Technical Editor Margery Conner's PowerSource streams the latest developments in electronic power design and related technologies. Follow Margery on Twitter at: http://twitter.com/margeryc.
Jan 24 2007 1:36PM | Permalink |Comments (2) |
Pity the poor laptop designer: Because laptops (or, by extension, any piece of portable equipment that uses a honkin' power-hungry Intel-type processor) must operate seamlessly from either an ac power adapter or a battery, the system power circuitry has to support a load that can vary from just under 9 to just under 17V. When the laptop is plugged into ac power and the system is sucking juice from the adapter, VDC can range up to a typical high of 16.8V. But when the laptop is running off battery power, VDC can range as low as 8.7V. Because the system has to support such a wide voltage range the power losses are heavy: Switching losses increase at higher voltages. Plus, the dc-dc switching frequency is lower (and thus efficiency) at higher voltages.
Intel realizes that if system architects seek to increase system speed and capability simply by following the existing system design methodoloy and cranking up clock speeds that laptop operating temperatures will shortly approach the surface temperature of the sun with a corresponding battery life in the milliseconds. So, the chip giant over the years has introduced a number of guidelines for improving power efficiency through system architecture. Enter Intel's Narrow VDC initiative, which seeks to lower power losses by shrinking the system load range. The strategy calls for replacing the battery charger circuit with a system-level charger voltage regulator, dropping the load the adapter sees down to 12.6V from the current 16.8V.
Majid Kafi, director of Intersil’s Notebook Power products group sees it this way: "This supports the battery [voltage] as powering the system bus and it requires much smaller voltage than traditional power scheme in the notebook." The total impact is 2-3% better efficiency. Not eye-popping numbers, but squeezing out more system power efficiency is done in dribs and drabs. For laptops with the highest power density batteries, this increase can result in up to 30 minutes extra of run time.

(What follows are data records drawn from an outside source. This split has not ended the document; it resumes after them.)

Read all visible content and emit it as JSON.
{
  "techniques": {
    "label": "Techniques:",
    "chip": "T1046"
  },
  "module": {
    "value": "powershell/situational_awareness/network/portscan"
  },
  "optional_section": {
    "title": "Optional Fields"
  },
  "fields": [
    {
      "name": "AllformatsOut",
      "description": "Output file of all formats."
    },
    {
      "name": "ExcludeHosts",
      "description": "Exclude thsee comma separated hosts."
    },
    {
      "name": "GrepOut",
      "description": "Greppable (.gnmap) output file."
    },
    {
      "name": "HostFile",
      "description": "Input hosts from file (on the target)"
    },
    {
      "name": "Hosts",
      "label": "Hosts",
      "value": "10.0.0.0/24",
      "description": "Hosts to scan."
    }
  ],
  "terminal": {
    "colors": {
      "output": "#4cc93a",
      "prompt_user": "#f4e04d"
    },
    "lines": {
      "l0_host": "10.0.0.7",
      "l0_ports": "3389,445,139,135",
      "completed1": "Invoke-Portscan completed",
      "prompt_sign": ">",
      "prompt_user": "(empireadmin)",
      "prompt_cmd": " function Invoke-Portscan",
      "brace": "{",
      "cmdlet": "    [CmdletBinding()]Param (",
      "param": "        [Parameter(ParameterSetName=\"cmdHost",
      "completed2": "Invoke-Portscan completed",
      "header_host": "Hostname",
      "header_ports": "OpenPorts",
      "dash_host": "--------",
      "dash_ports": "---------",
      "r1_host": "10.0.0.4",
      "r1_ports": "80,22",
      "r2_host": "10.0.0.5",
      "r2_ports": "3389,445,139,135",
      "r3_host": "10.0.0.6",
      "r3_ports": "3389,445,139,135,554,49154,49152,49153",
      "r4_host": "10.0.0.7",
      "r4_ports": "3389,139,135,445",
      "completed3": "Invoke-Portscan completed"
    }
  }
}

Are laptop manufacturers jumping all over NVDC? Not yet: Kafi says that so far one major OEM has switched to it, but the vendor has made the commitment of basing all its new notebook lines on it, and Kafi sees this as an industry trend indicator. Intersil is certainly hoping that's the case: It just introduced the ISL6257 Narrow VDC Battery charger controller which Kafi believes is the first controller to reach the market that's optimized for NVDC. As laptop manufacturers see that there is no silver bullet, no new battery technology that's going to appear in the near future, picking up power efficiency in dribs and drabs will have to suffice. (That's right – don't hold your breath for cost-effective, energy-dense nanotechnology or micro fuel cells.)